Voci da mondi diversi. Corea
guerra
premio Nobel 2024
Han Kang, “Atti umani”
Ed.
Adelphi, trad. Milena Zemira Ciccimarra, pagg. 205, Euro 11,40
Era il 18 maggio 1980. “5/18”- è con
questa numero che si ricorda la data del massacro di Gwangju, nella Corea del
Sud. Un bagno di sangue. Da 1000 a 2000 le vittime, forse di più. Come sempre,
in questi casi, è impossibile sapere il numero esatto. Nell’ottobre del 1979 c’era
stato un primo colpo di stato con l’assassinio del presidente Park Chung-hee,
seguito da un secondo colpo di stato a due mesi di distanza: Chun Doon-hwan
aveva instaurato un regime dittatoriale che aveva suscitato proteste e
manifestazioni da parte di professori e studenti a partire dal marzo 1980. Si chiedevano
riforme democratiche e l’abolizione della legge marziale. Seguì una violenta
repressione in seguito alla quale aumentarono le proteste fino a culminare nei
fatti di sangue del 18 maggio a Gwangju. L’esercito soffocò la rivolta con atti
di tremenda crudeltà e il 27 maggio i carri armati entravano in città. Era stata
una ‘piccola Tienanmen coreana’.Chun Doon-hwan
La Storia di quei giorni (poco conosciuta
in Occidente) è lo sfondo del romanzo “Atti umani” della scrittrice Han Kang,
vincitrice del premio Nobel 2024. È un libro grondante sangue e dolore, un
racconto a più voci e in tempi diversi, perché un episodio così drammatico non
si esaurisce nei giorni in cui accaddero i fatti ma lascia una ferita aperta,
una memoria mai sopita delle violenze subite, della perdita di chi ci era caro,
un susseguirsi di domande senza risposta su che cosa si sarebbe potuto fare per
cambiare il corso del destino.
Il libro è composto da sette ‘quadri’ con sette personaggi ed inizia con un ragazzino di quindici anni, Dong-ho (il suo nome riapparirà spesso in queste pagine, diventa il simbolo della rivolta e della spietatezza dei militari che non esitano a infierire su donne e bambini) che cerca il suo amico. Sua madre, che comparirà in quadro più avanti, aveva cercato di farlo tornare a casa prima che l’esercito entrasse in città. Non ci era riuscita e passerà il resto della sua vita a piangere il figlio e a sentirsi in colpa. Con Don-Ho entriamo nella palestra dove vengono portati i corpi di quelli che sono stati uccisi, solleviamo il lenzuolo che ricopre i cadaveri, restiamo inorriditi dalle ferite.

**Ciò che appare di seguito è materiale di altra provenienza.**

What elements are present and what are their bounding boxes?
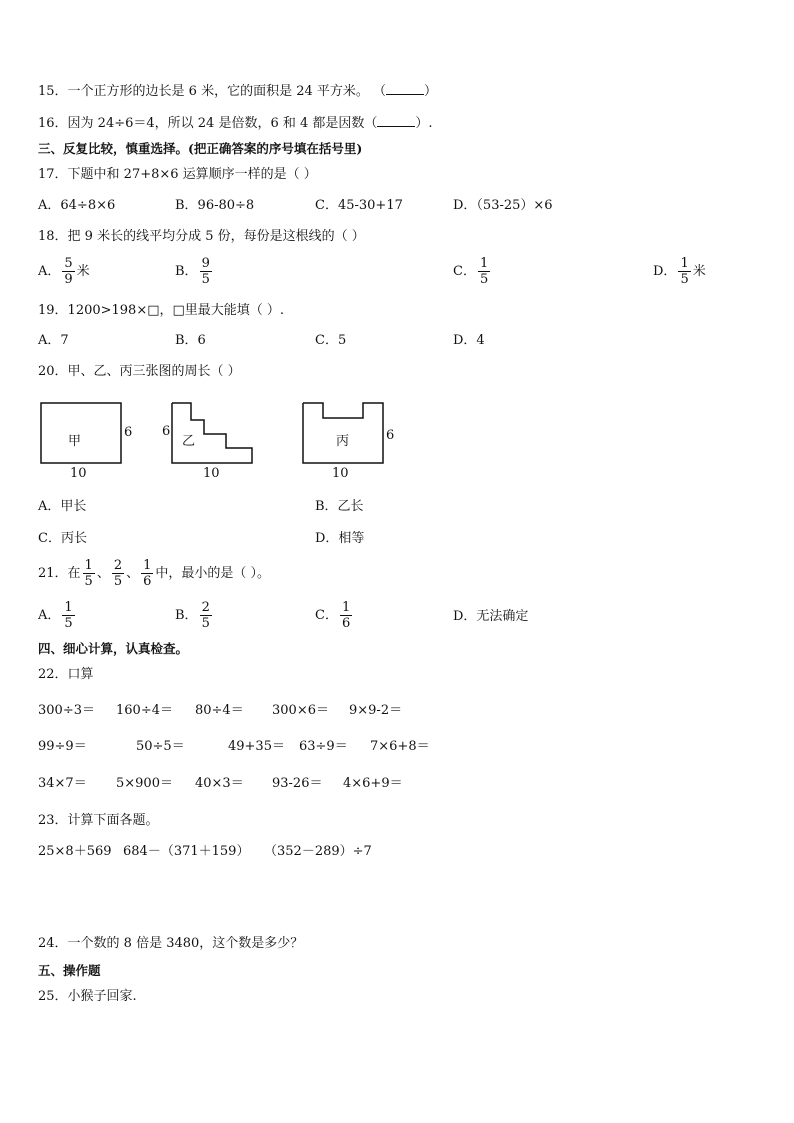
calc-item: 160÷4＝ bbox=[116, 703, 173, 718]
calc-item: 50÷5＝ bbox=[136, 739, 185, 754]
q21-option-d[interactable]: D．无法确定 bbox=[453, 609, 529, 624]
question-18-text: 18．把 9 米长的线平均分成 5 份，每份是这根线的（ ） bbox=[38, 229, 365, 244]
question-20-text: 20．甲、乙、丙三张图的周长（ ） bbox=[38, 364, 241, 379]
fraction: $\frac{1}{6}$ bbox=[341, 600, 351, 631]
figure-bing-bottom: 10 bbox=[332, 466, 349, 481]
q17-option-a[interactable]: A．64÷8×6 bbox=[38, 198, 116, 213]
figure-yi-label: 乙 bbox=[182, 434, 196, 449]
fraction: $\frac{1}{6}$ bbox=[143, 558, 152, 589]
question-17-text: 17．下题中和 27+8×6 运算顺序一样的是（ ） bbox=[38, 167, 317, 182]
calc-item: 25×8＋569 bbox=[38, 844, 112, 859]
question-25-text: 25．小猴子回家. bbox=[38, 989, 137, 1004]
fraction: $\frac{1}{5}$ bbox=[64, 600, 73, 631]
calc-item: 4×6+9＝ bbox=[343, 776, 403, 791]
calc-item: 99÷9＝ bbox=[38, 739, 87, 754]
q21-option-b[interactable]: B． $\frac{2}{5}$ bbox=[175, 600, 210, 631]
calc-item: 63÷9＝ bbox=[299, 739, 348, 754]
q19-option-c[interactable]: C．5 bbox=[315, 333, 347, 348]
fraction: $\frac{5}{9}$ bbox=[64, 256, 73, 287]
section-4-heading: 四、细心计算，认真检查。 bbox=[38, 641, 189, 656]
q20-option-d[interactable]: D．相等 bbox=[315, 531, 365, 546]
question-16 bbox=[38, 114, 433, 133]
fraction: $\frac{1}{5}$ bbox=[479, 256, 489, 287]
q19-option-b[interactable]: B．6 bbox=[175, 333, 206, 348]
question-22-title: 22．口算 bbox=[38, 667, 94, 682]
calc-item: 300÷3＝ bbox=[38, 703, 95, 718]
section-5-heading: 五、操作题 bbox=[38, 963, 101, 978]
answer-blank[interactable] bbox=[386, 82, 424, 95]
question-19-text: 19．1200>198×□，□里最大能填（ ）. bbox=[38, 303, 285, 318]
q19-option-d[interactable]: D．4 bbox=[453, 333, 485, 348]
q19-option-a[interactable]: A．7 bbox=[38, 333, 69, 348]
q18-option-b[interactable]: B． $\frac{9}{5}$ bbox=[175, 256, 210, 287]
calc-item: 7×6+8＝ bbox=[370, 739, 430, 754]
bracket-close: ）. bbox=[415, 116, 433, 131]
section-3-heading: 三、反复比较，慎重选择。(把正确答案的序号填在括号里) bbox=[38, 141, 363, 156]
figure-yi-side: 6 bbox=[162, 424, 171, 439]
figure-jia-side: 6 bbox=[124, 425, 133, 440]
q21-option-a[interactable]: A． $\frac{1}{5}$ bbox=[38, 600, 73, 631]
calc-item: 40×3＝ bbox=[195, 776, 244, 791]
q17-option-b[interactable]: B．96-80÷8 bbox=[175, 198, 255, 213]
q20-option-b[interactable]: B．乙长 bbox=[315, 499, 364, 514]
figure-bing-label: 丙 bbox=[336, 434, 350, 449]
question-16-text: 16．因为 24÷6＝4，所以 24 是倍数，6 和 4 都是因数（ bbox=[38, 116, 378, 131]
figure-jia-bottom: 10 bbox=[70, 466, 87, 481]
figure-bing-side: 6 bbox=[386, 428, 395, 443]
q20-option-a[interactable]: A．甲长 bbox=[38, 499, 87, 514]
fraction: $\frac{2}{5}$ bbox=[113, 558, 123, 589]
q17-option-c[interactable]: C．45-30+17 bbox=[315, 198, 403, 213]
q18-option-c[interactable]: C． $\frac{1}{5}$ bbox=[453, 256, 489, 287]
calc-item: 5×900＝ bbox=[116, 776, 173, 791]
figure-jia-label: 甲 bbox=[68, 434, 82, 449]
q18-option-a[interactable]: A． $\frac{5}{9}$ 米 bbox=[38, 256, 90, 287]
question-24-text: 24．一个数的 8 倍是 3480，这个数是多少？ bbox=[38, 936, 304, 951]
bracket-close: ） bbox=[424, 84, 438, 99]
calc-item: 49+35＝ bbox=[228, 739, 285, 754]
calc-item: （352－289）÷7 bbox=[264, 844, 372, 859]
q18-option-d[interactable]: D． $\frac{1}{5}$ 米 bbox=[653, 256, 706, 287]
calc-item: 9×9-2＝ bbox=[349, 703, 403, 718]
fraction: $\frac{1}{5}$ bbox=[680, 256, 689, 287]
question-15-text: 15．一个正方形的边长是 6 米，它的面积是 24 平方米。 （ bbox=[38, 84, 387, 99]
fraction: $\frac{2}{5}$ bbox=[201, 600, 210, 631]
calc-item: 684－（371＋159） bbox=[123, 844, 250, 859]
figure-jia bbox=[36, 398, 136, 470]
fraction: $\frac{9}{5}$ bbox=[201, 256, 210, 287]
q21-option-c[interactable]: C． $\frac{1}{6}$ bbox=[315, 600, 351, 631]
figure-yi bbox=[166, 398, 261, 470]
calc-item: 34×7＝ bbox=[38, 776, 87, 791]
fraction: $\frac{1}{5}$ bbox=[84, 558, 93, 589]
calc-item: 93-26＝ bbox=[272, 776, 323, 791]
question-21-text: 21．在 $\frac{1}{5}$ 、 $\frac{2}{5}$ 、 $\frac{1}{6}$ 中，最小的是（ ）。 bbox=[38, 558, 271, 589]
calc-item: 300×6＝ bbox=[272, 703, 329, 718]
question-23-title: 23．计算下面各题。 bbox=[38, 813, 159, 828]
calc-item: 80÷4＝ bbox=[195, 703, 244, 718]
question-15 bbox=[38, 82, 437, 101]
figure-yi-bottom: 10 bbox=[203, 466, 220, 481]
q17-option-d[interactable]: D．（53-25）×6 bbox=[453, 198, 553, 213]
answer-blank[interactable] bbox=[377, 114, 415, 127]
q20-option-c[interactable]: C．丙长 bbox=[38, 531, 87, 546]
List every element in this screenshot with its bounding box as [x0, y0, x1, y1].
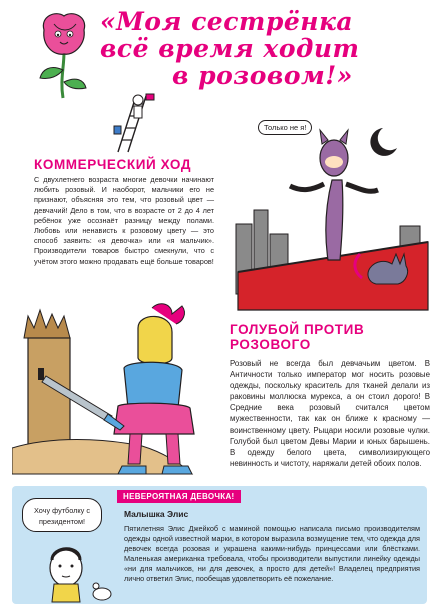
girl-illustration — [40, 538, 120, 604]
title-line-2: всё время ходит — [100, 34, 360, 63]
catwoman-speech-bubble: Только не я! — [258, 120, 312, 135]
catwoman-rooftop-illustration — [228, 114, 433, 314]
heading-line-1: ГОЛУБОЙ ПРОТИВ — [230, 322, 365, 337]
section-heading-commercial: КОММЕРЧЕСКИЙ ХОД — [34, 157, 192, 172]
panel-text: Пятилетняя Элис Джейкоб с маминой помощью написала письмо производителям одежды одной известной марки, в котором выразила возмущение тем, что одежда для девочек всегда розовая и украшена какими-нибудь принцессами или блёстками. Маленькая американка требовала, чтобы производители выпустили линейку одежды «ни для мальчиков, ни для девочек, а просто для детей»! Владелец предприятия лично ответил Элис, пообещав удовлетворить её пожелание. — [124, 524, 420, 584]
girl-speech-bubble: Хочу футболку с президентом! — [22, 498, 102, 532]
paragraph: Розовый не всегда был девчачьим цветом. В Античности только император мог носить розовые одежды, поскольку краситель для тканей делали из раковины моллюска мурекса, а он стоил дорого! В Средние века розовый считался цветом мужественности, так как он ближе к красному — воинственному цвету. Рыцари носили розовые чулки. Голубой был цветом Девы Марии и юных барышень. В одежду белого цвета, символизирующего невинность и чистоту, наряжали детей обоих полов. — [230, 359, 430, 468]
panel-tag: НЕВЕРОЯТНАЯ ДЕВОЧКА! — [117, 490, 241, 503]
heading-line-2: РОЗОВОГО — [230, 337, 311, 352]
section-text-commercial — [34, 175, 214, 267]
paragraph: С двухлетнего возраста многие девочки начинают любить розовый. И наоборот, мальчики его не признают, объясняя это тем, что розовый цвет — девчачий! Дело в том, что в возрасте от 2 до 4 лет ребёнок уже осознаёт разницу между полами. Любовь или ненависть к розовому цвету — это способ заявить: «я девочка» или «я мальчик». Производители товаров быстро смекнули, что с учётом этого можно продавать ещё больше товаров! — [34, 175, 214, 266]
title-line-3: в розовом!» — [172, 61, 353, 90]
panel-subtitle: Малышка Элис — [124, 509, 189, 519]
painter-ladder-illustration — [108, 92, 158, 154]
knight-castle-illustration — [12, 298, 227, 480]
section-text-blue-vs-pink — [230, 358, 430, 469]
rose-illustration — [30, 8, 100, 100]
title-line-1: «Моя сестрёнка — [100, 7, 354, 36]
page-title — [100, 8, 430, 89]
section-heading-blue-vs-pink — [230, 322, 364, 352]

Una ragazza si prende cura dei morti, li ripulisce, accompagna i familiari per il riconoscimento, accende candele per smorzare il puzzo. La rivediamo cinque anni dopo, lavora come redattrice e si incarica di sottoporre i testi all’ufficio della censura- verrà portata nell’ufficio della polizia e schiaffeggiata perché denunci il nome del traduttore dell’ultima opera teatrale che ha consegnato e di cui non è rimasto quasi nulla dopo le cancellature della censura. Leggiamo di un’operaia e di un prigioniero- quello che tutte queste persone, vive o morte, hanno in comune è l’impossibilità di dimenticare. Anche i sopravvissuti sono morti, sono morti dentro. Hanno subito torture atroci, rivivono le sevizie negli incubi, cercano di annegare i ricordi nell’alcol, alcuni finiscono per suicidarsi.
Han Kang aveva nove anni all’epoca della
rivolta. Da adulta sente che è suo dovere indagare, consultare la
documentazione che riesce a trovare (il viso del ragazzino Hong-do la
perseguita, riesce a parlare con suo fratello), mettere per iscritto la storia
di quei giorni, preservare la memoria delle persone e dei fatti, rompere la
barriera del silenzio. Lo fa con uno stile asciutto che non si concede
sentimentalismi- in quale altro modo si può parlare di sevizie, torture,
atrocità e morte violenta? In quale altro modo si può parlare di una società in
cui la pietà è morta? E l’alternarsi di voci diverse, di vivi e di morti, il
passaggio da un ‘io narrante’ in prima persona ad una seconda o terza persona, lo
spostarsi del tempo, dall’epoca dei fatti agli anni seguenti, fino a quelli più
vicini a noi, ci dà l’idea di eternità- delle persone, ma non solo. Del dolore
e dell’ingiustizia e del diritto alla libertà.
Un
libro per chi vuol sapere, per chi non ha paura di confrontarsi con la
malvagità umana. Da leggere.
Un film del 2017, “A taxi driver”, diretto
da Jang Hoon, si ispira alle vicende del 18 maggio 1980.